There is a game similar to Candyland that I became abundantly aware of as I expanded my own understandings about the impacts of adoption.
There is an overly romanticized and idealistic love affair going on with adoption that brings to mind unicorns, rainbows and puffy hearts. In Adoptionland, clouds are made of spun sugar and the roads are lined with red licorice – nothing bad every happens in Adoptionland. All of the adopted children feel nothing but gratitude and their only goal in life is to make adoptive parents dreams come true.
The truth is that is marketing bunk. Follow the money applies here as it does in many other situations. The goal of the game is to take a newborn baby from its mother and give it to complete strangers who have enough money to pay for the baby. The game has been so entrenched that this selling and buying of babies has been legalized and hidden as fees, etc.
For many adoptees, adoption is an extremely complicated experience rife with confusion and mystery – mostly because the adoption industry doesn’t respect adoptees nor seek to serve their needs.

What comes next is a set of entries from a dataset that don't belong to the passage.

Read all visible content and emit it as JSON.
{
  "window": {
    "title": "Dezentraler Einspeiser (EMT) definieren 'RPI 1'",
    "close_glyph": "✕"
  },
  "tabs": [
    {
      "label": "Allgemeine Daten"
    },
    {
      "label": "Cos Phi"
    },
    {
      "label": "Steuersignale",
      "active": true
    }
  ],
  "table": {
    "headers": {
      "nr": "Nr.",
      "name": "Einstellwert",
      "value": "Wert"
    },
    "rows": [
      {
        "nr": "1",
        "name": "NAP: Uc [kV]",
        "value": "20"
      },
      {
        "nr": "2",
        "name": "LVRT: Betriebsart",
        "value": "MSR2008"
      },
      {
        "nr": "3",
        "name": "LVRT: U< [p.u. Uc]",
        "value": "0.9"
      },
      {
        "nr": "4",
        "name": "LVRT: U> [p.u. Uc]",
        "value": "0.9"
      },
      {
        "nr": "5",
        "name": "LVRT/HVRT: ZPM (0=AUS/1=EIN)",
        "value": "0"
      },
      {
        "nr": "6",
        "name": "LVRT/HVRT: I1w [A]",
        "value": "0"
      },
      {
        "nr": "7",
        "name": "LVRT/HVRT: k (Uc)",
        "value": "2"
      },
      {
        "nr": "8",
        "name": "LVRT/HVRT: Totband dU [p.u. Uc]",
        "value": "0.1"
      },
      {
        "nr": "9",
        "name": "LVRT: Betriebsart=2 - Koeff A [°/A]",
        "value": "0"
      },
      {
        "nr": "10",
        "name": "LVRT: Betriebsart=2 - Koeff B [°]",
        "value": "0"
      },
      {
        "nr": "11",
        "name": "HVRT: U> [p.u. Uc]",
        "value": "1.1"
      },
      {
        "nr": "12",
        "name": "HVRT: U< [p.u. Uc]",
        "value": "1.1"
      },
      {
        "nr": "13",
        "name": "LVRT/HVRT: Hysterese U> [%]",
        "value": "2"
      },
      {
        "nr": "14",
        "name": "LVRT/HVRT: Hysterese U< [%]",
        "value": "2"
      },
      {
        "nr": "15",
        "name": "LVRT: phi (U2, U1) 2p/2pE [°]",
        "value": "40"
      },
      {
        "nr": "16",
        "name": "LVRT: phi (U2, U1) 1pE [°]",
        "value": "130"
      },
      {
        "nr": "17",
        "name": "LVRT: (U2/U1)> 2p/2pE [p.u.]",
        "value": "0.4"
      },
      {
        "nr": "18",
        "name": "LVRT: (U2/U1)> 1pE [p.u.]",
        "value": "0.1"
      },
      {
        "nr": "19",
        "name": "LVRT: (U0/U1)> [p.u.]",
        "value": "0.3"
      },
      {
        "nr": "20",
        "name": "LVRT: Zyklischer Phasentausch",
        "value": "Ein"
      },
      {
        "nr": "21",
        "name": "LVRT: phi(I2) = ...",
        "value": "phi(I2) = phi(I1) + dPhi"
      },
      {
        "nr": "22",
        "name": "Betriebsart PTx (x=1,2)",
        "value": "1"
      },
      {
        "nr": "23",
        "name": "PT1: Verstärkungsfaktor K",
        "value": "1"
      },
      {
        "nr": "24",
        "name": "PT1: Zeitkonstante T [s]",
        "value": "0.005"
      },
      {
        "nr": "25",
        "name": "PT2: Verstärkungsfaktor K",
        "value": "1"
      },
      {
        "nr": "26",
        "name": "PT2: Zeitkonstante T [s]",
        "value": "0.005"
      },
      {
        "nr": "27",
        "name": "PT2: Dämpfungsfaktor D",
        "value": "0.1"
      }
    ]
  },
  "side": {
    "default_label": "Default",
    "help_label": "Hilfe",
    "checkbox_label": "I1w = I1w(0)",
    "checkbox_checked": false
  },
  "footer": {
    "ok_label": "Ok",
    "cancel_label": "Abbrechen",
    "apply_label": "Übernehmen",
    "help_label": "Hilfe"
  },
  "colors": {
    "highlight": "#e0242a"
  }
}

It may seem unbelievable but there really are people out there fighting against the restoration of an adoptee’s right to obtain her own, factual, birth certificate.
There are adoptive parents who relegate the original parents of the child they are so privileged to be raising into the role of “birth parent” only – like their only role in the life of their child was to give birth to that child – so they could adopt it. Much like a surrogate mother in some reproductive situations.
Some adoption agencies charge higher fees for white newborn babies but much less for black infants. There are states who work to make open adoptions unenforceable.
All of these unbelievable but true aspects of adoption are totally acceptable with most of the people in our adoption-focused culture. One has to intentionally seek to inform themselves to begin to understand the truth.